En la Escuela N°14 de la provincia de Misiones, ser de séptimo era usar una campera de egresados. Era una ley no escrita, un pasaporte de tela que te distinguía del resto de los guardapolvos blancos. Pero en mi casa, en ese otoño, las leyes que importaban eran otras: la del alquiler que no esperaba y la de la comida que no se compraba sola. Mi campera era un sueño imposible.
Lo asumí en silencio. Mientras mis compañeros elegían colores y discutían si el apodo iba bordado o estampado, yo me dedicaba a dibujar en el cuaderno. Pero el silencio de un chico de doce años es un grito para quien sabe escuchar. Y mis compañeros escucharon.
Fue idea de Lucía, la delegada del curso. Se lo dijo a la profe de Plástica, la Seño Andrea, una mujer flaca y enérgica que siempre olía a tiza y a aguarrás.
—Profe, no es justo que Leo no tenga su campera.
—No es justo, no —coincidió la Seño Andrea, mientras se limpiaba las manos en un trapo—. Pero la plata no crece en los árboles, y en la sala de maestros este mes tampoco.
Se quedó pensando un segundo, mirando a ese grupito de chicos con el ceño fruncido.
—Pero lo que sí tenemos son manos, cabeza y ganas. Así que vamos a usarlas.
Y así nació la "Gran Rifa por un Compañero". El 7mo B se convirtió en un comité de campaña. En la hora de Plástica, diseñamos los talonarios. "1 número x 100 pesos". El primer premio, donado por la Seño Andrea, era una pintura suya de un atardecer en el río. El segundo, una torta de coco y dulce de leche que la abuela de Matías, otro compañero, prometió hornear. El tercero, un juego de destornilladores que el profe de Taller encontró en su galpón.
Vendimos números en los recreos, en la puerta de la escuela, a los vecinos. Los maestros compraban, los porteros compraban. Cada peso que caía en nuestra lata de galletas era una puntada invisible en mi futura campera. No era lástima, era otra cosa: era equipo. Era la escuela pública en su máxima expresión: una red imperfecta pero tenaz, sosteniéndonos los unos a los otros.

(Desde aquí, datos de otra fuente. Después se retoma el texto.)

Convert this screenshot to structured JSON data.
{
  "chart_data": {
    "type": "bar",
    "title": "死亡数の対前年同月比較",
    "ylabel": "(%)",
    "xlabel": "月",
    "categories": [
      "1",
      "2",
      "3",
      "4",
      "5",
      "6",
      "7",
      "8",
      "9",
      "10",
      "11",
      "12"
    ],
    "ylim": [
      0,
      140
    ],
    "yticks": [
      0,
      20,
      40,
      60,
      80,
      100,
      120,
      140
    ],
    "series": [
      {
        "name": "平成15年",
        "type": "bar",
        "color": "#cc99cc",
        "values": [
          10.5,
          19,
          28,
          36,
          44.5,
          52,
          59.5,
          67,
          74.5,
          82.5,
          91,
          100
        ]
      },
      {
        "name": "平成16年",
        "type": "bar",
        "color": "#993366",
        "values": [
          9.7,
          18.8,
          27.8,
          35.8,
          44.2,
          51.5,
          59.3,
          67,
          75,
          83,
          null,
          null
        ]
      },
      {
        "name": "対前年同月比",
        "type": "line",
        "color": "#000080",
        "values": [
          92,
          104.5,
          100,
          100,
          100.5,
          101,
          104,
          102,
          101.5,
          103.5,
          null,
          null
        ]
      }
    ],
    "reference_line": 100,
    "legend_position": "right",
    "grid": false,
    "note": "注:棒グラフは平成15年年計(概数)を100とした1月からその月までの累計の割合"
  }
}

El día que contamos la plata, la alegría no entraba en el aula. No solo alcanzaba para mi campera; sobraba para comprar dos libros nuevos para la biblioteca. Cuando finalmente me la probé, con mi nombre bordado en el pecho, sentí el peso de mucho más que la tela. Pesaba el esfuerzo de Lucía vendiendo números bajo el sol, la harina de la abuela de Matías, el talento de la Seño Andrea. No era mi campera. Era nuestra campera.
Hoy tengo cuarenta años. Soy profesor de historia en una escuela de barrio, no muy distinta a la mía. Y como cada otoño, la ley de la campera de egresados vuelve a regir los pasillos.

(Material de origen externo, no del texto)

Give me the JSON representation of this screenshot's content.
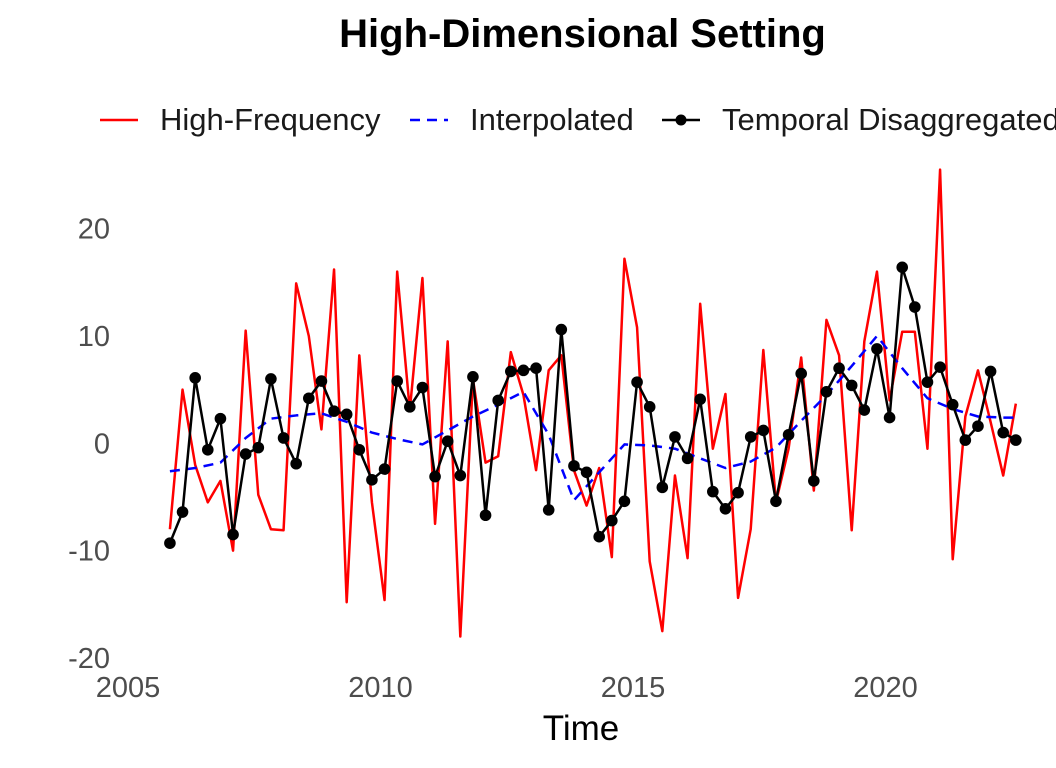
{
  "chart_data": {
    "type": "line",
    "title": "High-Dimensional Setting",
    "xlabel": "Time",
    "ylabel": "",
    "xlim": [
      2005,
      2022.9
    ],
    "ylim": [
      -20,
      25
    ],
    "x_ticks": [
      2005,
      2010,
      2015,
      2020
    ],
    "y_ticks": [
      -20,
      -10,
      0,
      10,
      20
    ],
    "x_tick_labels": [
      "2005",
      "2010",
      "2015",
      "2020"
    ],
    "y_tick_labels": [
      "-20",
      "-10",
      "0",
      "10",
      "20"
    ],
    "grid": false,
    "legend_position": "top",
    "series": [
      {
        "name": "High-Frequency",
        "color": "#ff0000",
        "style": "solid",
        "x": [
          2005.83,
          2006.08,
          2006.33,
          2006.58,
          2006.83,
          2007.08,
          2007.33,
          2007.58,
          2007.83,
          2008.08,
          2008.33,
          2008.58,
          2008.83,
          2009.08,
          2009.33,
          2009.58,
          2009.83,
          2010.08,
          2010.33,
          2010.58,
          2010.83,
          2011.08,
          2011.33,
          2011.58,
          2011.83,
          2012.08,
          2012.33,
          2012.58,
          2012.83,
          2013.08,
          2013.33,
          2013.58,
          2013.83,
          2014.08,
          2014.33,
          2014.58,
          2014.83,
          2015.08,
          2015.33,
          2015.58,
          2015.83,
          2016.08,
          2016.33,
          2016.58,
          2016.83,
          2017.08,
          2017.33,
          2017.58,
          2017.83,
          2018.08,
          2018.33,
          2018.58,
          2018.83,
          2019.08,
          2019.33,
          2019.58,
          2019.83,
          2020.08,
          2020.33,
          2020.58,
          2020.83,
          2021.08,
          2021.33,
          2021.58,
          2021.83,
          2022.08,
          2022.33,
          2022.58
        ],
        "values": [
          -8.0,
          5.0,
          -2.0,
          -5.5,
          -3.5,
          -10.0,
          10.5,
          -4.8,
          -8.0,
          -8.1,
          14.9,
          10.0,
          1.3,
          16.2,
          -14.8,
          8.2,
          -5.5,
          -14.6,
          16.0,
          3.1,
          15.4,
          -7.5,
          9.5,
          -18.0,
          6.0,
          -1.8,
          -1.2,
          8.5,
          4.5,
          -2.5,
          6.8,
          8.2,
          -2.5,
          -5.8,
          -2.3,
          -10.6,
          17.2,
          10.8,
          -11.0,
          -17.5,
          -3.0,
          -10.7,
          13.0,
          -0.5,
          4.6,
          -14.4,
          -8.0,
          8.7,
          -5.5,
          -0.5,
          8.0,
          -4.4,
          11.5,
          8.2,
          -8.1,
          9.5,
          16.0,
          4.0,
          10.4,
          10.4,
          -0.5,
          25.5,
          -10.8,
          2.5,
          6.8,
          2.0,
          -3.0,
          3.7
        ]
      },
      {
        "name": "Interpolated",
        "color": "#0000ff",
        "style": "dashed",
        "x": [
          2005.83,
          2006.33,
          2006.83,
          2007.33,
          2007.83,
          2008.33,
          2008.83,
          2009.33,
          2009.83,
          2010.33,
          2010.83,
          2011.33,
          2011.83,
          2012.33,
          2012.83,
          2013.33,
          2013.83,
          2014.33,
          2014.83,
          2015.33,
          2015.83,
          2016.33,
          2016.83,
          2017.33,
          2017.83,
          2018.33,
          2018.83,
          2019.33,
          2019.83,
          2020.33,
          2020.83,
          2021.33,
          2021.83,
          2022.33,
          2022.58
        ],
        "values": [
          -2.6,
          -2.3,
          -1.8,
          0.5,
          2.3,
          2.6,
          2.8,
          2.0,
          1.0,
          0.4,
          -0.1,
          1.2,
          2.5,
          3.6,
          4.8,
          0.8,
          -5.3,
          -2.7,
          -0.1,
          -0.2,
          -0.5,
          -1.4,
          -2.3,
          -1.7,
          -0.4,
          2.1,
          4.5,
          7.2,
          10.0,
          7.0,
          4.2,
          3.2,
          2.5,
          2.4,
          2.4
        ]
      },
      {
        "name": "Temporal Disaggregated",
        "color": "#000000",
        "style": "solid-points",
        "x": [
          2005.83,
          2006.08,
          2006.33,
          2006.58,
          2006.83,
          2007.08,
          2007.33,
          2007.58,
          2007.83,
          2008.08,
          2008.33,
          2008.58,
          2008.83,
          2009.08,
          2009.33,
          2009.58,
          2009.83,
          2010.08,
          2010.33,
          2010.58,
          2010.83,
          2011.08,
          2011.33,
          2011.58,
          2011.83,
          2012.08,
          2012.33,
          2012.58,
          2012.83,
          2013.08,
          2013.33,
          2013.58,
          2013.83,
          2014.08,
          2014.33,
          2014.58,
          2014.83,
          2015.08,
          2015.33,
          2015.58,
          2015.83,
          2016.08,
          2016.33,
          2016.58,
          2016.83,
          2017.08,
          2017.33,
          2017.58,
          2017.83,
          2018.08,
          2018.33,
          2018.58,
          2018.83,
          2019.08,
          2019.33,
          2019.58,
          2019.83,
          2020.08,
          2020.33,
          2020.58,
          2020.83,
          2021.08,
          2021.33,
          2021.58,
          2021.83,
          2022.08,
          2022.33,
          2022.58
        ],
        "values": [
          -9.3,
          -6.4,
          6.1,
          -0.6,
          2.3,
          -8.5,
          -1.0,
          -0.4,
          6.0,
          0.5,
          -1.9,
          4.2,
          5.8,
          3.0,
          2.7,
          -0.6,
          -3.4,
          -2.4,
          5.8,
          3.4,
          5.2,
          -3.1,
          0.2,
          -3.0,
          6.2,
          -6.7,
          4.0,
          6.7,
          6.8,
          7.0,
          -6.2,
          10.6,
          -2.1,
          -2.7,
          -8.7,
          -7.2,
          -5.4,
          5.7,
          3.4,
          -4.1,
          0.6,
          -1.4,
          4.1,
          -4.5,
          -6.1,
          -4.6,
          0.6,
          1.2,
          -5.4,
          0.8,
          6.5,
          -3.5,
          4.8,
          7.0,
          5.4,
          3.1,
          8.8,
          2.4,
          16.4,
          12.7,
          5.7,
          7.1,
          3.6,
          0.3,
          1.6,
          6.7,
          1.0,
          0.3
        ]
      }
    ]
  }
}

Hace unas semanas, vi a una nena de séptimo, una alumna brillante y callada, esquivando la carpeta donde se anotaban los pedidos. Vi su mentira, esa misma que yo había dicho treinta años atrás: "No, a mí no me gusta".

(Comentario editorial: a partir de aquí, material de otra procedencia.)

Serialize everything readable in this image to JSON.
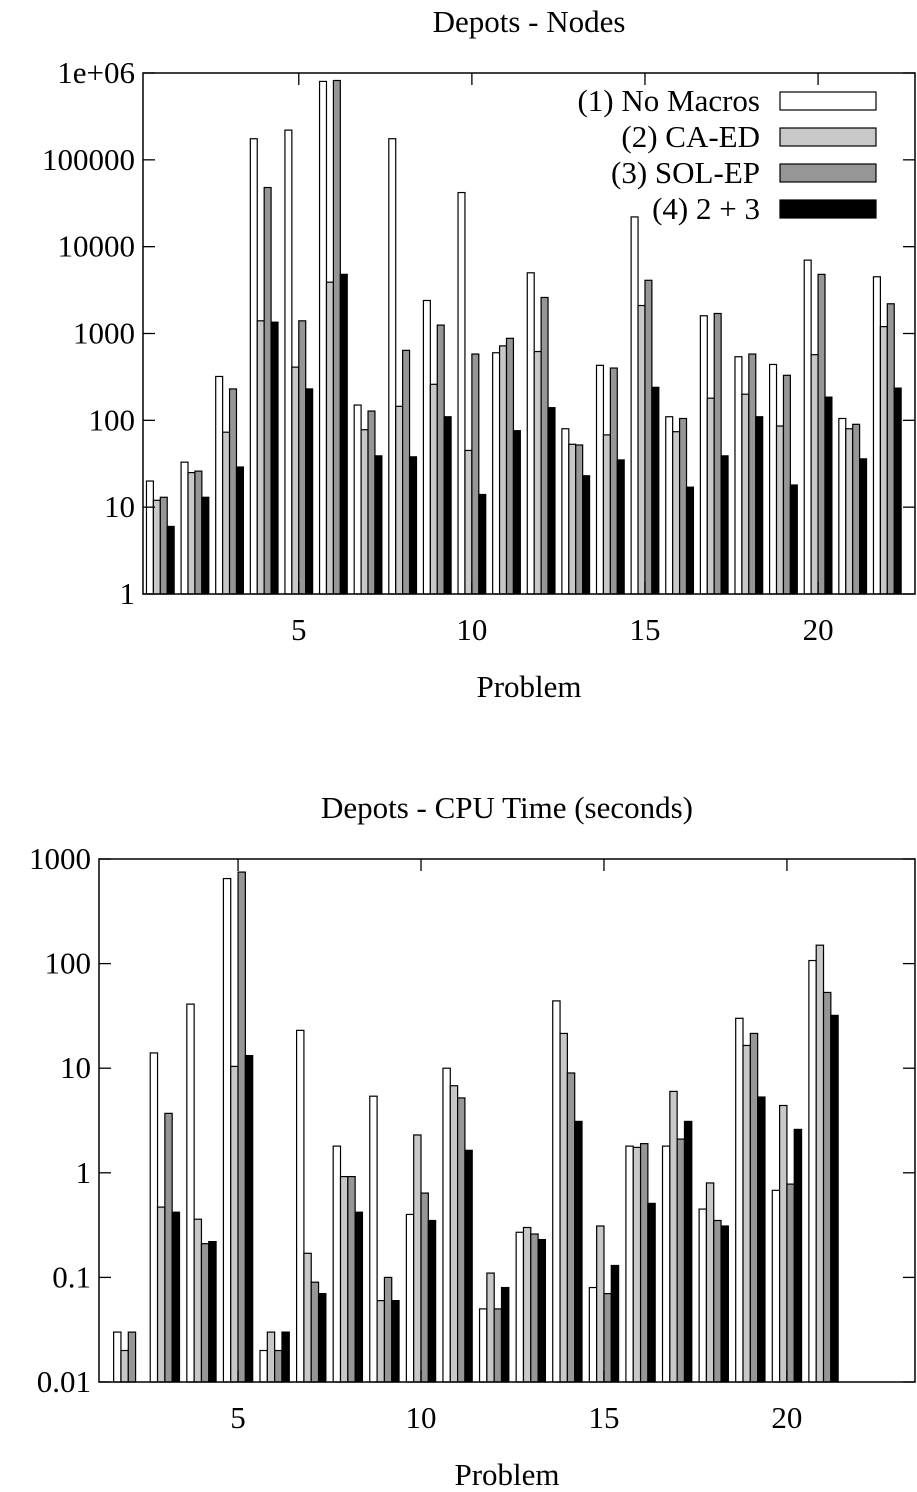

Al día siguiente, entré a su aula. No llevaba un sobre con dinero, ni una campera nueva. Llevaba una caja de cartón y unos talonarios en blanco.
Me paré frente a todos y les conté mi historia. Les hablé de una profe de Plástica que olía a tiza, de una torta de coco y de una pintura de un atardecer. Les conté cómo se sentía usar una campera que no estaba hecha de tela, sino de compañerismo.
—Yo no vengo a solucionarles el problema —les dije, dejando la caja sobre el escritorio—. Vengo a mostrarles que ustedes ya tienen la solución. Se llama 7mo A.
Hoy pasé por el patio en el recreo. La nena de la mirada triste estaba ahora parada junto a sus compañeros, con una sonrisa tímida, sosteniendo un afiche hecho con fibras de colores que decía: "Gran Rifa Solidaria. Porque nadie se queda afuera".
Y en ese momento lo supe. El mejor regalo que me hicieron mis maestros y mis amigos no fue una campera. Fue un recuerdo. Un recuerdo que hoy me permite enseñar la lección más importante que aprendí en una escuela pública: que el verdadero guardapolvo que nos iguala no es el blanco, es el que tejemos entre todos para que nadie pase frío.